With Holiday Season 2008 finally in the books, it is now time to prepare for the arrival of 2009! Personally, I am looking to 2009 with a lot of hope, optimism and excitement, not to mention January 20th 2009 when Mr. President Barack Obama enters office…Peace, Love and Change!
Tuesday, December 16, 2008
Happy Holidays!
No need for alarm clocks these last few days before Christmas here in the village. The sound of a pig being slaughtered is one that will get you out of bed faster than a bucket of cold water. It is the most horrible, ear piercing sound I have ever heard in my life. Starting this week and probably lasting up until 2 or 3 days before Christmas Day, that sound will be waking me up bright and early. It is not just the sound of a pig getting slaughtered that sticks with you. The smell of burnt pig hair is another one of those things you will have a hard time shaking. When a pig is sacrificed, there is nothing that goes to waste, including the skin. Who wants to eat hairy pig skin!? Not me! Thus, the easiest way to get ride of those course bristles is to burn ‘em! This also gives the fat, just inside of the skin, a nice smoky flavor, because like I said nothing goes to waste and we eat that too. Seeing how I am a seasoned veteran in the village, this being my second year here, I have already been an active participant in the pig killing, butchering and sausage making ritual. I will be honest; it is not my favorite thing to help out with. That being said, I was not horribly disappointed when my host family decided to kill this year’s porker on Monday, while I was at school. I will say though, arriving home after school and being served, a steaming plate of freshly killed and cooked pork was wonderful. Monday evening, after the slaughtering and butchering, we had the traditional “Honor of the Pig” festivities. This event involves pork meatballs, organ and rice sausage (I can’t even write about it without getting uneasy, I have tried it two or three times, but the smell and taste of organs have a very unique flavor, one that makes me gag!) fried pig fat and you guessed it, Horlinka! The husbands of my host family, Ion, and his father in-law, Gheorghe, are respecting the 7-week fast lasting until Christmas Eve of abstaining from alcohol. I on the other hand, only do this on Wednesdays and Fridays, or whenever I am getting peer pressured to drink a large amount at 8 a.m. before school. After dealing with middle schoolers all day, you need a drink or two. Anyway, it would not be much of a respectful memorial without raising a glass or two in honor of porky. Vasile, Ion’s brother in-law and I picked up the slack of the others and did our respectful duty of drinking a shot or five for that pig, it was the least I could do, those meatballs were to die for!

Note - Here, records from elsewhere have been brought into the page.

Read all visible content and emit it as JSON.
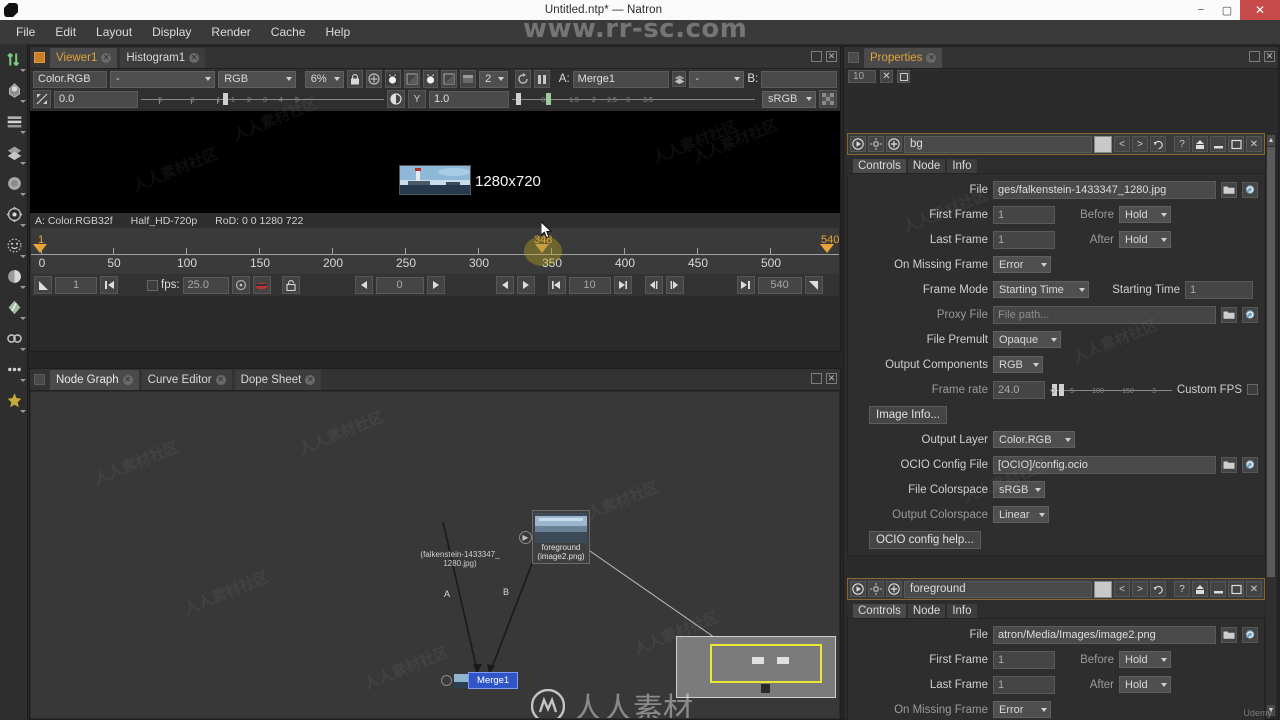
{
  "window": {
    "title": "Untitled.ntp* — Natron",
    "minimize": "−",
    "maximize": "▢",
    "close": "✕"
  },
  "watermarks": {
    "url": "www.rr-sc.com",
    "cn_small": "人人素材社区",
    "cn_big": "人人素材",
    "udemy": "Udemy"
  },
  "menu": {
    "items": [
      "File",
      "Edit",
      "Layout",
      "Display",
      "Render",
      "Cache",
      "Help"
    ]
  },
  "left_tools": [
    {
      "name": "image-tools",
      "glyph": "arrows"
    },
    {
      "name": "draw-tools",
      "glyph": "draw"
    },
    {
      "name": "time-tools",
      "glyph": "stack"
    },
    {
      "name": "channel-tools",
      "glyph": "layers"
    },
    {
      "name": "color-tools",
      "glyph": "gear-round"
    },
    {
      "name": "filter-tools",
      "glyph": "transform"
    },
    {
      "name": "keyer-tools",
      "glyph": "dashed"
    },
    {
      "name": "merge-tools",
      "glyph": "sphere"
    },
    {
      "name": "transform-tools",
      "glyph": "pen"
    },
    {
      "name": "views-tools",
      "glyph": "infinity"
    },
    {
      "name": "other-tools",
      "glyph": "dots"
    },
    {
      "name": "extra-tools",
      "glyph": "star"
    }
  ],
  "viewer": {
    "tabs": [
      {
        "label": "Viewer1",
        "selected": true
      },
      {
        "label": "Histogram1",
        "selected": false
      }
    ],
    "toolbar": {
      "layer": "Color.RGB",
      "alpha_channel": "-",
      "display_channels": "RGB",
      "zoom": "6%",
      "view_count": "2",
      "a_label": "A:",
      "a_input": "Merge1",
      "operation": "-",
      "b_label": "B:",
      "b_input": "",
      "gain_value": "0.0",
      "gamma_letter": "Y",
      "gamma_value": "1.0",
      "colorspace": "sRGB"
    },
    "image_size_label": "1280x720",
    "info": {
      "channel": "A: Color.RGB32f",
      "format": "Half_HD-720p",
      "rod": "RoD: 0 0 1280 722"
    },
    "timeline": {
      "current_frame_label": "1",
      "playhead_hover_label": "348",
      "end_label": "540",
      "ticks": [
        0,
        50,
        100,
        150,
        200,
        250,
        300,
        350,
        400,
        450,
        500
      ],
      "range_start": 0,
      "range_end": 560
    },
    "playbar": {
      "in_frame": "1",
      "fps_label": "fps:",
      "fps_value": "25.0",
      "frame_field": "0",
      "increment": "10",
      "out_frame": "540"
    }
  },
  "graph": {
    "tabs": [
      {
        "label": "Node Graph",
        "selected": true
      },
      {
        "label": "Curve Editor",
        "selected": false
      },
      {
        "label": "Dope Sheet",
        "selected": false
      }
    ],
    "nodes": [
      {
        "name": "bg",
        "sub1": "(falkenstein-1433347_",
        "sub2": "1280.jpg)"
      },
      {
        "name": "foreground",
        "sub1": "(image2.png)",
        "sub2": ""
      }
    ],
    "merge": {
      "label": "Merge1",
      "input_a": "A",
      "input_b": "B"
    }
  },
  "properties": {
    "tab_label": "Properties",
    "max_panels": "10",
    "panels": [
      {
        "node_name": "bg",
        "subtabs": [
          "Controls",
          "Node",
          "Info"
        ],
        "selected_subtab": "Controls",
        "fields": [
          {
            "label": "File",
            "value": "ges/falkenstein-1433347_1280.jpg",
            "type": "file"
          },
          {
            "label": "First Frame",
            "value": "1",
            "label2": "Before",
            "value2": "Hold",
            "type": "num-drop"
          },
          {
            "label": "Last Frame",
            "value": "1",
            "label2": "After",
            "value2": "Hold",
            "type": "num-drop"
          },
          {
            "label": "On Missing Frame",
            "value": "Error",
            "type": "drop"
          },
          {
            "label": "Frame Mode",
            "value": "Starting Time",
            "label2": "Starting Time",
            "value2": "1",
            "type": "drop-num"
          },
          {
            "label": "Proxy File",
            "value": "File path...",
            "type": "file-placeholder"
          },
          {
            "label": "File Premult",
            "value": "Opaque",
            "type": "drop"
          },
          {
            "label": "Output Components",
            "value": "RGB",
            "type": "drop"
          },
          {
            "label": "Frame rate",
            "value": "24.0",
            "label2": "Custom FPS",
            "type": "num-slider"
          },
          {
            "label": "",
            "value": "Image Info...",
            "type": "button"
          },
          {
            "label": "Output Layer",
            "value": "Color.RGB",
            "type": "drop"
          },
          {
            "label": "OCIO Config File",
            "value": "[OCIO]/config.ocio",
            "type": "file"
          },
          {
            "label": "File Colorspace",
            "value": "sRGB",
            "type": "drop"
          },
          {
            "label": "Output Colorspace",
            "value": "Linear",
            "type": "drop"
          },
          {
            "label": "",
            "value": "OCIO config help...",
            "type": "button"
          }
        ],
        "slider_ticks": [
          "0",
          "5",
          "100",
          "150",
          "3"
        ]
      },
      {
        "node_name": "foreground",
        "subtabs": [
          "Controls",
          "Node",
          "Info"
        ],
        "selected_subtab": "Controls",
        "fields": [
          {
            "label": "File",
            "value": "atron/Media/Images/image2.png",
            "type": "file"
          },
          {
            "label": "First Frame",
            "value": "1",
            "label2": "Before",
            "value2": "Hold",
            "type": "num-drop"
          },
          {
            "label": "Last Frame",
            "value": "1",
            "label2": "After",
            "value2": "Hold",
            "type": "num-drop"
          },
          {
            "label": "On Missing Frame",
            "value": "Error",
            "type": "drop"
          }
        ]
      }
    ]
  },
  "colors": {
    "accent_orange": "#e0a33c",
    "merge_blue": "#2f55c8",
    "selection_yellow": "#e8e832",
    "close_red": "#c84b4b",
    "panel_bg": "#2b2b2b"
  }
}
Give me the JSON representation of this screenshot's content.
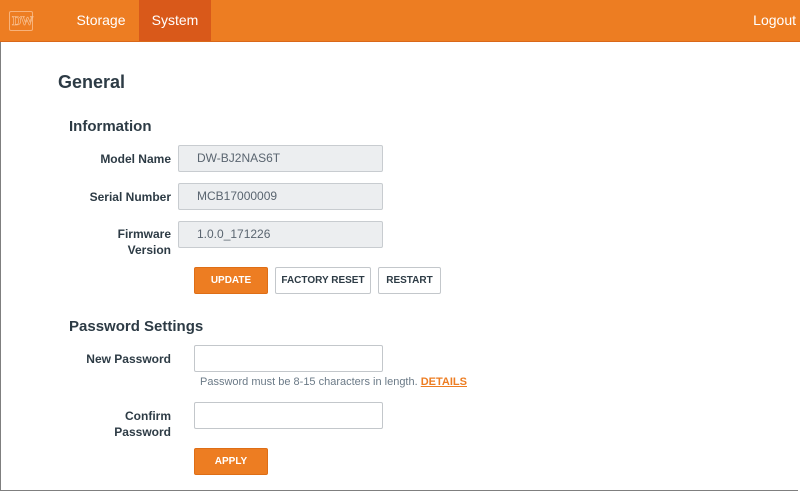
{
  "nav": {
    "logo_text": "DW",
    "tabs": [
      {
        "label": "Storage",
        "active": false
      },
      {
        "label": "System",
        "active": true
      }
    ],
    "logout_label": "Logout"
  },
  "page": {
    "title": "General"
  },
  "information": {
    "title": "Information",
    "model_name": {
      "label": "Model Name",
      "value": "DW-BJ2NAS6T"
    },
    "serial_number": {
      "label": "Serial Number",
      "value": "MCB17000009"
    },
    "firmware_version": {
      "label_line1": "Firmware",
      "label_line2": "Version",
      "value": "1.0.0_171226"
    },
    "buttons": {
      "update": "UPDATE",
      "factory_reset": "FACTORY RESET",
      "restart": "RESTART"
    }
  },
  "password": {
    "title": "Password Settings",
    "new_password": {
      "label": "New Password",
      "value": "",
      "placeholder": ""
    },
    "hint": "Password must be 8-15 characters in length.",
    "details_link": "DETAILS",
    "confirm_password": {
      "label_line1": "Confirm",
      "label_line2": "Password",
      "value": "",
      "placeholder": ""
    },
    "apply_label": "APPLY"
  },
  "colors": {
    "accent": "#ed7d22",
    "active_tab": "#d9591a",
    "text": "#2d3b45"
  }
}
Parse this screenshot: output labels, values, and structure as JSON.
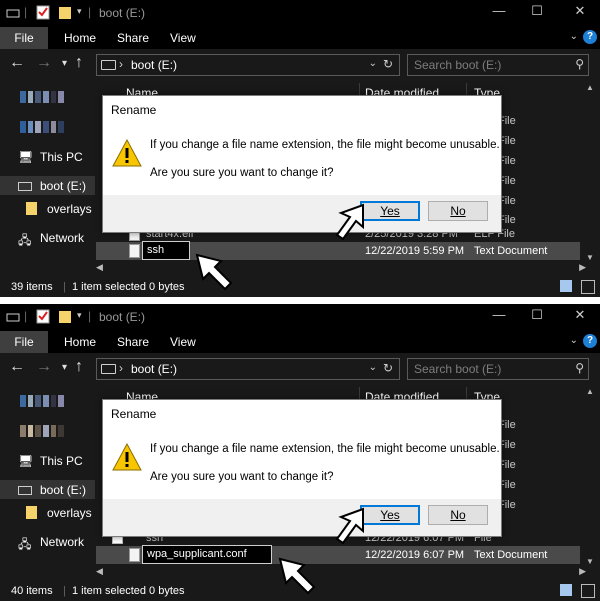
{
  "screens": [
    {
      "title": "boot (E:)",
      "ribbon": {
        "file": "File",
        "home": "Home",
        "share": "Share",
        "view": "View"
      },
      "address": "boot (E:)",
      "search_placeholder": "Search boot (E:)",
      "sidebar": {
        "this_pc": "This PC",
        "boot": "boot (E:)",
        "overlays": "overlays",
        "network": "Network"
      },
      "columns": {
        "name": "Name",
        "date": "Date modified",
        "type": "Type"
      },
      "type_partial": [
        "File",
        "File",
        "File",
        "File",
        "File",
        "File"
      ],
      "rows": [
        {
          "name": "start4x.elf",
          "date": "2/25/2019 3:28 PM",
          "type": "ELF File"
        },
        {
          "name": "ssh",
          "date": "12/22/2019 5:59 PM",
          "type": "Text Document"
        }
      ],
      "dialog": {
        "title": "Rename",
        "line1": "If you change a file name extension, the file might become unusable.",
        "line2": "Are you sure you want to change it?",
        "yes": "Yes",
        "no": "No"
      },
      "status": {
        "items": "39 items",
        "selected": "1 item selected  0 bytes"
      }
    },
    {
      "title": "boot (E:)",
      "ribbon": {
        "file": "File",
        "home": "Home",
        "share": "Share",
        "view": "View"
      },
      "address": "boot (E:)",
      "search_placeholder": "Search boot (E:)",
      "sidebar": {
        "this_pc": "This PC",
        "boot": "boot (E:)",
        "overlays": "overlays",
        "network": "Network"
      },
      "columns": {
        "name": "Name",
        "date": "Date modified",
        "type": "Type"
      },
      "type_partial": [
        "File",
        "File",
        "File",
        "File",
        "File"
      ],
      "rows": [
        {
          "name": "ssh",
          "date": "12/22/2019 6:07 PM",
          "type": "File"
        },
        {
          "name": "wpa_supplicant.conf",
          "date": "12/22/2019 6:07 PM",
          "type": "Text Document"
        }
      ],
      "dialog": {
        "title": "Rename",
        "line1": "If you change a file name extension, the file might become unusable.",
        "line2": "Are you sure you want to change it?",
        "yes": "Yes",
        "no": "No"
      },
      "status": {
        "items": "40 items",
        "selected": "1 item selected  0 bytes"
      }
    }
  ],
  "colors": {
    "accent": "#0078d7",
    "dark_bg": "#191919",
    "title_bg": "#000000",
    "warning": "#f7c600"
  },
  "icons": [
    "folder-icon",
    "checklist-icon",
    "drive-icon",
    "computer-icon",
    "network-icon",
    "warning-icon",
    "document-icon",
    "cursor-arrow-icon",
    "help-icon",
    "search-icon"
  ]
}
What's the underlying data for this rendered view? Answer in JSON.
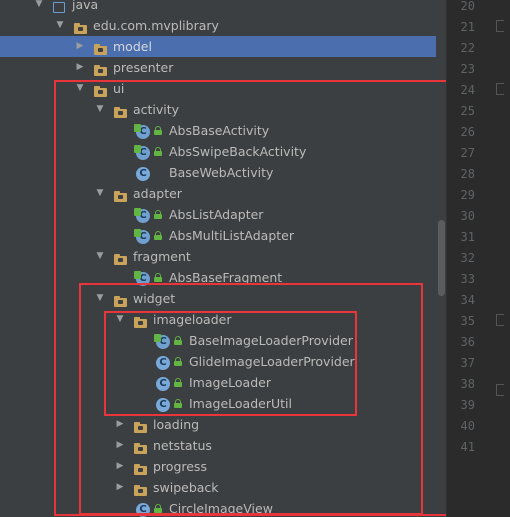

This year the holidays, for me, will be spent here in Romania with my host family. I am a bit sad I will not be spending Christmas in Grand Blanc, MI with my family. Hands down, I have the best Mom, Dad, Brother, Sister, Brother in-law and Niece in the world! They have been so supportive in all my adventures, especially with my decision to jump into the Peace Corps and move to Romania for 2 ½ years. I love and miss them very much, but that expression “Distance makes the heart grow stronger” has never been more true for our family. It is odd that being on the other side of the globe and not seeing them for over a year could bring us closer together, but it has! As much as I will miss them during the Holidays, I am fortunate to have a great host family here in the village. I really have become apart of my host family’s family. I am great friends with Ion and Angela and similar to an older brother to the boys, Ionel, 11, and Vaslica, 13. I would be a liar if I said I did not start or at least instigate most of the pillow fights, wrestling matches or races around the house. However, trust me, they hold their own. The other night, I walked into my house to make a fire, it was pitch dark out, the lights were off and I could not flip the light switch as my arms were filled to the brim with pieces of wood. Right as I enter the door into my bedroom, I hear a soft drawn out “Boo, Boo.” Just then, something grabs my leg…I yell, jump out of my skin and of coarse drop all the wood in my arms on my floor and feet. Ionel and Vaslica saw me making my kindle and gathering wood, when they hurried with my back to them and quietly snuck in. Ionel, crawled under my desk where he made the ghost’s noises and Vaslica burrowed under my bed waiting for me to get close enough so he could grab my leg. I have to say they got me good! I gave them their credit and then tied their arms and legs together, back-to-back with rope and carried them over to the barn gate where the sheep and goat live. I sat them next to the gate and laughed in revenge as the sheep and goat licked their faces…ok so I let an 11 year old and a 13 year old get to me, a 27 year old adult, but I couldn’t just let them get away with that, it is the principle of it!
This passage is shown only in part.